Dosing of first MAD cohort in Phase 1 trial of O3R-5671 complete with no drug related adverse events

Pharmacokinetic profile demonstrates long half-life and low intersubject variability

Pharmacodynamic data from single ascending dose cohorts indicative of profound and sustained TNFα inhibition at low doses

Onco3R Therapeutics, a clinical-stage immunology and oncology biotech company dedicated to transforming patients’ lives with best-in-class medicines, announced the successful completion of the first multiple ascending dose (MAD) cohort of subjects in the Phase 1 trial of its novel SIK3 inhibitor O3R-5671. Four single ascending dose (SAD) cohorts have also been completed.

In each of the SAD cohorts, six subjects received a single oral dose of O3R-5671 between 5mg - 35mg. In the first MAD cohort, six subjects received 5mg O3R-5671 once a day for 14 days. Pharmacokinetic and safety data support investigating a higher dose in the second MAD cohort of the study, which is planned to initiate in early December.

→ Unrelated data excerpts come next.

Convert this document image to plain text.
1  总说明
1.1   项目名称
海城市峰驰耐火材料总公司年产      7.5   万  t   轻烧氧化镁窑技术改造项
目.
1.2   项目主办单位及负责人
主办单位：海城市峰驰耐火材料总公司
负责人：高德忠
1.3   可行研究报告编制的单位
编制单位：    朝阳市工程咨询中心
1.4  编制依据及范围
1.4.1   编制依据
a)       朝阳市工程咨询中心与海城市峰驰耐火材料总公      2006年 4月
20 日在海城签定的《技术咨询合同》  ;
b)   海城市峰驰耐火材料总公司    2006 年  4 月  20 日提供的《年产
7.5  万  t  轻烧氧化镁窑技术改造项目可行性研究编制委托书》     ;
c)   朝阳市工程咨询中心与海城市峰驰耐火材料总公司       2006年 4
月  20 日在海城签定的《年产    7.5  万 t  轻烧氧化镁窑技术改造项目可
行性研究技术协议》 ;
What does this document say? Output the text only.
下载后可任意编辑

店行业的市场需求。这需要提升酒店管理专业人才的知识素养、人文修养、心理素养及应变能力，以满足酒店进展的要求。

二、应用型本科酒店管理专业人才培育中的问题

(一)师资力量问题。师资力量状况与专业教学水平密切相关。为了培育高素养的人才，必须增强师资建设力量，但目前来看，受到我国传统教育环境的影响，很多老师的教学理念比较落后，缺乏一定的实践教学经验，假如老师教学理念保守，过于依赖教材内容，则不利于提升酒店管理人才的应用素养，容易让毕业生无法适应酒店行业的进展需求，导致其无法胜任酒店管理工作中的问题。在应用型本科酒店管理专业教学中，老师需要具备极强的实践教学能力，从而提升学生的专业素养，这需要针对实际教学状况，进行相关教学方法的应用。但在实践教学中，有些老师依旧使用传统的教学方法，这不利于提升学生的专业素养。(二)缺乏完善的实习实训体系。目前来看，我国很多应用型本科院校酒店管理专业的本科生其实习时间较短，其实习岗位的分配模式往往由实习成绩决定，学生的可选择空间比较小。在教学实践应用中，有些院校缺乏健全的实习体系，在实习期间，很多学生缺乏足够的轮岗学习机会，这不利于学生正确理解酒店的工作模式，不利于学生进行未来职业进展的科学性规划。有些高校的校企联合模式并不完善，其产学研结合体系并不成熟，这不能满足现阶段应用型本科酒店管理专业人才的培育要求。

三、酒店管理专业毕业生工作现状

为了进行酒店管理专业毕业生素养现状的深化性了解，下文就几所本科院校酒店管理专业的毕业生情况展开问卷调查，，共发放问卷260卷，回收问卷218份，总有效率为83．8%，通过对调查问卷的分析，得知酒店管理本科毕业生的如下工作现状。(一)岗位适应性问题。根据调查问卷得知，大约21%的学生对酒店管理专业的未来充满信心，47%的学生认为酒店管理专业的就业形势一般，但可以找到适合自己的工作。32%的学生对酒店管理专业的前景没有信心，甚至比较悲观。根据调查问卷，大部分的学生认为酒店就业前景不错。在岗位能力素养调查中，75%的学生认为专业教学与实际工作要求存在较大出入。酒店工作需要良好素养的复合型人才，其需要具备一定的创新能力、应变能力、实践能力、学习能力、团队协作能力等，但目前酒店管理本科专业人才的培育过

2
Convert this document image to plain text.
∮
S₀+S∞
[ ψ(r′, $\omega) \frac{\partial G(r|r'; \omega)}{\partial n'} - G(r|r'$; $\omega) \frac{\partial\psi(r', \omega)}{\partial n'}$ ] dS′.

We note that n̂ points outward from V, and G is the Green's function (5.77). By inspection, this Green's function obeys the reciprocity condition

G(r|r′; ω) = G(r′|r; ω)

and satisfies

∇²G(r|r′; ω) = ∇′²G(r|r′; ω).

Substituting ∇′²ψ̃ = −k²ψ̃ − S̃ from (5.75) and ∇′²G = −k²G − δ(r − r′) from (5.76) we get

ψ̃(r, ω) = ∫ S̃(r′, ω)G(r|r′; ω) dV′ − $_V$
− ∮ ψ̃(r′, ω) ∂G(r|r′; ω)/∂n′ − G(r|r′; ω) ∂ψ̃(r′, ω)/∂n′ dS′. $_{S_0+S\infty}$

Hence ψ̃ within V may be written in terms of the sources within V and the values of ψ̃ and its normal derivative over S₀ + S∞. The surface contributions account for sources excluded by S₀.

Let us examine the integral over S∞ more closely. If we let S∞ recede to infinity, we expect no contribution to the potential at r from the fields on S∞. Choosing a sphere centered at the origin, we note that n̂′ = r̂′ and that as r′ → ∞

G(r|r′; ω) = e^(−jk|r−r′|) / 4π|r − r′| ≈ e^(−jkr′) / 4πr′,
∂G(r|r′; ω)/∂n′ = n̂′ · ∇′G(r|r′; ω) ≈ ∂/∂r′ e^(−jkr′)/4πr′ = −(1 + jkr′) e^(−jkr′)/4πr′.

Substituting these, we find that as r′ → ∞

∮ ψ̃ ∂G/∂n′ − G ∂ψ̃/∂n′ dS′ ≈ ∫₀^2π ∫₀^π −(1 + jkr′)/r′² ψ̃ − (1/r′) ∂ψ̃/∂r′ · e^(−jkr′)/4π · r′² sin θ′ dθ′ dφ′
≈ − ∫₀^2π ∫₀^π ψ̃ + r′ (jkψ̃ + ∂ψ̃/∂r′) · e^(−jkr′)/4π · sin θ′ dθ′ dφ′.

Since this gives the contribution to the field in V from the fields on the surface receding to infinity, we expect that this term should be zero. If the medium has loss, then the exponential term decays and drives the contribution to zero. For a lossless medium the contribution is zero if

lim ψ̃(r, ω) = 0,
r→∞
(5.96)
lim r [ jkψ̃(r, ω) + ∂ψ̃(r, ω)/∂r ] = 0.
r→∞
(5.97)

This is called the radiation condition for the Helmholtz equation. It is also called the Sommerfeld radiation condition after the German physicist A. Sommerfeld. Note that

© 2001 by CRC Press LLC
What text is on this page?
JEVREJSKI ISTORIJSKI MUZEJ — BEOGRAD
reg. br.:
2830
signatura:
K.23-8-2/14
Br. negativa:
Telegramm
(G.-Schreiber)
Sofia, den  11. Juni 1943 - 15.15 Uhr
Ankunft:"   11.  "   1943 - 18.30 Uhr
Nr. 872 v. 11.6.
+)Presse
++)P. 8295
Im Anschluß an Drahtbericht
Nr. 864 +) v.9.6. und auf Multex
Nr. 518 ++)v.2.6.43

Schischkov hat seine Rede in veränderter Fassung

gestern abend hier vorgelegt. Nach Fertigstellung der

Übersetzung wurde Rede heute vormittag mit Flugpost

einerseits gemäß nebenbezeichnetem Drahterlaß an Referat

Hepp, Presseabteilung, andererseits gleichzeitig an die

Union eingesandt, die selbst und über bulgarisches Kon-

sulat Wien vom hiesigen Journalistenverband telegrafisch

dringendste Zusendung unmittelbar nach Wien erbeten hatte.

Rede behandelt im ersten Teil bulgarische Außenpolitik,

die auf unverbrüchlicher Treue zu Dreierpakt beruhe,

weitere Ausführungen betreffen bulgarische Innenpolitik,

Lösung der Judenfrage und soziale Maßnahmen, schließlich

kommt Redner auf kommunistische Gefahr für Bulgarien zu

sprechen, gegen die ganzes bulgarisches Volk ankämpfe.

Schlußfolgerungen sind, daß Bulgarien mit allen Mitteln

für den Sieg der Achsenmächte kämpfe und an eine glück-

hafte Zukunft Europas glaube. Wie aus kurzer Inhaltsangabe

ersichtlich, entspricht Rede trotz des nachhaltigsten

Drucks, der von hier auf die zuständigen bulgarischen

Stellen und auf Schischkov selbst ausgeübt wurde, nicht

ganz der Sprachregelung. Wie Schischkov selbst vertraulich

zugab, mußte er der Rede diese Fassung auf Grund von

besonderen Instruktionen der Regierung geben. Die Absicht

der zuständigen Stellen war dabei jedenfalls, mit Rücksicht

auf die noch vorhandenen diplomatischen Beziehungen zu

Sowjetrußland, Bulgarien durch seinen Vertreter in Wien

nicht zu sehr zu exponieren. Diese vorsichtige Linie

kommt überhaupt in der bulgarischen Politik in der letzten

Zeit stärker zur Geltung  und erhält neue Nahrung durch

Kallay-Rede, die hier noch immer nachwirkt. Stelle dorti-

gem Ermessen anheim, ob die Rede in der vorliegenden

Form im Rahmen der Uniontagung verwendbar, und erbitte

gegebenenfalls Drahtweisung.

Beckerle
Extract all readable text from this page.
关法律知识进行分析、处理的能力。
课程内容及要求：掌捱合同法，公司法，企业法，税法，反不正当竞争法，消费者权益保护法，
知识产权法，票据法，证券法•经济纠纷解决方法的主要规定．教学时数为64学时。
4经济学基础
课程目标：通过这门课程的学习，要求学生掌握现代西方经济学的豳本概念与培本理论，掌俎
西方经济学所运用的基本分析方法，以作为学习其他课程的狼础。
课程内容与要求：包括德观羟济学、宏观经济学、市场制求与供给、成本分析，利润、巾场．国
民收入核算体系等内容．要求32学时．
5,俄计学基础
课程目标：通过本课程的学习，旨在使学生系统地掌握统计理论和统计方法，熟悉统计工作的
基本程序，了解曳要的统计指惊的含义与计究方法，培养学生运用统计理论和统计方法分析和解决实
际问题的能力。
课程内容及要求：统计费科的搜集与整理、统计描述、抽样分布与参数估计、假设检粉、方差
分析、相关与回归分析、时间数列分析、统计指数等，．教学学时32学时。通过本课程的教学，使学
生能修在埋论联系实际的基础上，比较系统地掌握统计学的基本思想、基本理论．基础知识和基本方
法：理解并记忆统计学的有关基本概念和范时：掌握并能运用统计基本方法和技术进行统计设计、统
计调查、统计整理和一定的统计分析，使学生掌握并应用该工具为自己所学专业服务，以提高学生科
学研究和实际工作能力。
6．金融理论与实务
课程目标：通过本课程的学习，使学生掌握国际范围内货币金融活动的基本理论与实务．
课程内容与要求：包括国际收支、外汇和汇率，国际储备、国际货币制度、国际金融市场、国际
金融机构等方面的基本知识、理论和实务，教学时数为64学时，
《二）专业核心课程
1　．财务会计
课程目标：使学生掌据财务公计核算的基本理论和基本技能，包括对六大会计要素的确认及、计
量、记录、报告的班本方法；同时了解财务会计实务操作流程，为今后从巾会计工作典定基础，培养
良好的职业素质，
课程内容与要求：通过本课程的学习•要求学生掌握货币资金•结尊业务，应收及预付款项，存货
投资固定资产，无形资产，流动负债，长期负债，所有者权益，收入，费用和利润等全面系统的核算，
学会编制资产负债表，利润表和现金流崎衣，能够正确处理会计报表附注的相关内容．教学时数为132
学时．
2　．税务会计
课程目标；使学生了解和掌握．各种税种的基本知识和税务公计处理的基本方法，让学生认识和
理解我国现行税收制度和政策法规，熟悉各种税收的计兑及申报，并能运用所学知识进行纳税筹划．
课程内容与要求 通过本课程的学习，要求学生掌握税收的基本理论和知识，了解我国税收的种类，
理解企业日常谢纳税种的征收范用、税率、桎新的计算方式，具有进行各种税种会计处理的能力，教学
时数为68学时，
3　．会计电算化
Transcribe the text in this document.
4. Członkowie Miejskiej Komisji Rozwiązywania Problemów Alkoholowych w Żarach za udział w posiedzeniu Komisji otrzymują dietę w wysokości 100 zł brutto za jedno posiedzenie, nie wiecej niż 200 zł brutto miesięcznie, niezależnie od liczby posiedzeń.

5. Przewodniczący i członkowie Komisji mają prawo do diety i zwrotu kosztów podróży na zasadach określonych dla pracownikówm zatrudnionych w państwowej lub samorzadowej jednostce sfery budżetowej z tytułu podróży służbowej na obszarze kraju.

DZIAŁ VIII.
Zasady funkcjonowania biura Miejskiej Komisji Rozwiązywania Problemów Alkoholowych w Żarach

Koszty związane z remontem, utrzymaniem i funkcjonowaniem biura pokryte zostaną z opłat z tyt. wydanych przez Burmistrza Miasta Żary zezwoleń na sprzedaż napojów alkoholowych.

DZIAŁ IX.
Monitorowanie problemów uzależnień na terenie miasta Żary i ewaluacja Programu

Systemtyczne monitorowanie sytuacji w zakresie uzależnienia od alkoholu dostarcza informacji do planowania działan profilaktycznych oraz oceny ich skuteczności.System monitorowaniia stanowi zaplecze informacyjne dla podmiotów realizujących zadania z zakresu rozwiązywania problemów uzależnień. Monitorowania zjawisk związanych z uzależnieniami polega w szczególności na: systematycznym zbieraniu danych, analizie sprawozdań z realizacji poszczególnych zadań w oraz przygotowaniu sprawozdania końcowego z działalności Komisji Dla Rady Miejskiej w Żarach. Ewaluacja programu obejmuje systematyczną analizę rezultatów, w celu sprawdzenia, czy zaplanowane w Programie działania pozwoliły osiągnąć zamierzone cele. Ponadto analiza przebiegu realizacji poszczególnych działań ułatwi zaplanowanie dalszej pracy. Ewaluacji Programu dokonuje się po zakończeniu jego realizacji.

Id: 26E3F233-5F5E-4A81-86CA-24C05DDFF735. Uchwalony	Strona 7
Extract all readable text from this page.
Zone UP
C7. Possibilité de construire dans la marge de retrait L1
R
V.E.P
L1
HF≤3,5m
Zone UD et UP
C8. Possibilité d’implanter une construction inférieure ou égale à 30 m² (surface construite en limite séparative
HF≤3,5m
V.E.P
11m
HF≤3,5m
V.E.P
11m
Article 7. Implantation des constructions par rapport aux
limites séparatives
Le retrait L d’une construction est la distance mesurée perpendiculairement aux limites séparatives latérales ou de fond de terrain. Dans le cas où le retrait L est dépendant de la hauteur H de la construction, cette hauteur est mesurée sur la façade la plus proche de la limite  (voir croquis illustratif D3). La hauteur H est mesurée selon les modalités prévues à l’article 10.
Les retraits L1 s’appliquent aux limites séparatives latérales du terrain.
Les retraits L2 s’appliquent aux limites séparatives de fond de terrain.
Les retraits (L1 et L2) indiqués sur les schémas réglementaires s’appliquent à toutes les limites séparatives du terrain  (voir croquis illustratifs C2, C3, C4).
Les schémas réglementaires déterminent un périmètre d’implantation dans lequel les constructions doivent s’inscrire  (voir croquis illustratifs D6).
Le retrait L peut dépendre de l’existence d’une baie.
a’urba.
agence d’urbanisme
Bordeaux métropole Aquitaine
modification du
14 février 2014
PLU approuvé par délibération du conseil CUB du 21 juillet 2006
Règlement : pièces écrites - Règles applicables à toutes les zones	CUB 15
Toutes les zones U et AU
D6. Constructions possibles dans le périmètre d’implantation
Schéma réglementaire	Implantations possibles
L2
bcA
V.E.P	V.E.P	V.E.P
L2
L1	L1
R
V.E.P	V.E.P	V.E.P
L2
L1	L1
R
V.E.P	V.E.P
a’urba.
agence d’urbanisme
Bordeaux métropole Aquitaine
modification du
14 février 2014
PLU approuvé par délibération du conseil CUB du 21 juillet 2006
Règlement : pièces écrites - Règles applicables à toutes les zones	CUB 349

Pharmacokinetic data generated to date demonstrate that O3R-5671 has a flat PK profile, a highly attractive attribute of this drug candidate, with a long half-life. Drug exposure in the SAD cohorts is dose proportional with low variability between subjects. A food effect cohort demonstrated that O3R-5671’s PK profile is consistent with or without food indicating that there will be no food restrictions in future patient clinical studies. Data from the first MAD cohort demonstrate that O3R-5671’s attractive PK profile is maintained at day 14 with drug exposure approximately two times higher than the same single 5mg dose.

The safety profile of O3R-5671 is highly encouraging with a low rate of drug related adverse events reported to date. Importantly, no drug related adverse events have been reported in the 25 and 35mg SAD cohorts or in the 5mg MAD cohort and there have been no clinically significant abnormalities on ECG, vital signs or physical examination.

Pharmacodynamic data from the SAD cohorts demonstrate that O3R-5671 potently inhibits TNFα in a dose dependent manner and that maximal inhibition (approximately 90%) is achieved between 25mg and 35mg, the highest dose that has been examined to date. Furthermore, drug levels 24 hours after dosing at 25 and 35mg doses maintained inhibition of TNFα by more than 75%.

“We are very encouraged by the PK, safety and PD data that have been generated to date in the first in human study of O3R-5671” said Pierre Raboisson, PhD, CEO and Founder of Onco3R Therapeutics. “These data exceed the expectations we had for O3R-5671 before we entered the clinic, and we are excited about the prospect of completing this important study and embarking on patient studies in 2026. In addition to potently inhibiting TNFα, our non-clinical data also demonstrate that O3R-5671 potently inhibits IL-23 and IL-12 which, along with TNFα, are implicated in the pathogenesis of a variety of autoimmune diseases including ulcerative colitis, Crohn’s disease and psoriasis.”

He added, “We are highly motivated to discover and develop drugs that will make significant improvements to the lives of patients living with autoimmune diseases and cancer. Specifically for patients with autoimmune diseases, O3R-5671 has the potential to become a safe, effective and convenient therapeutic option and we are looking forward to its continued development.”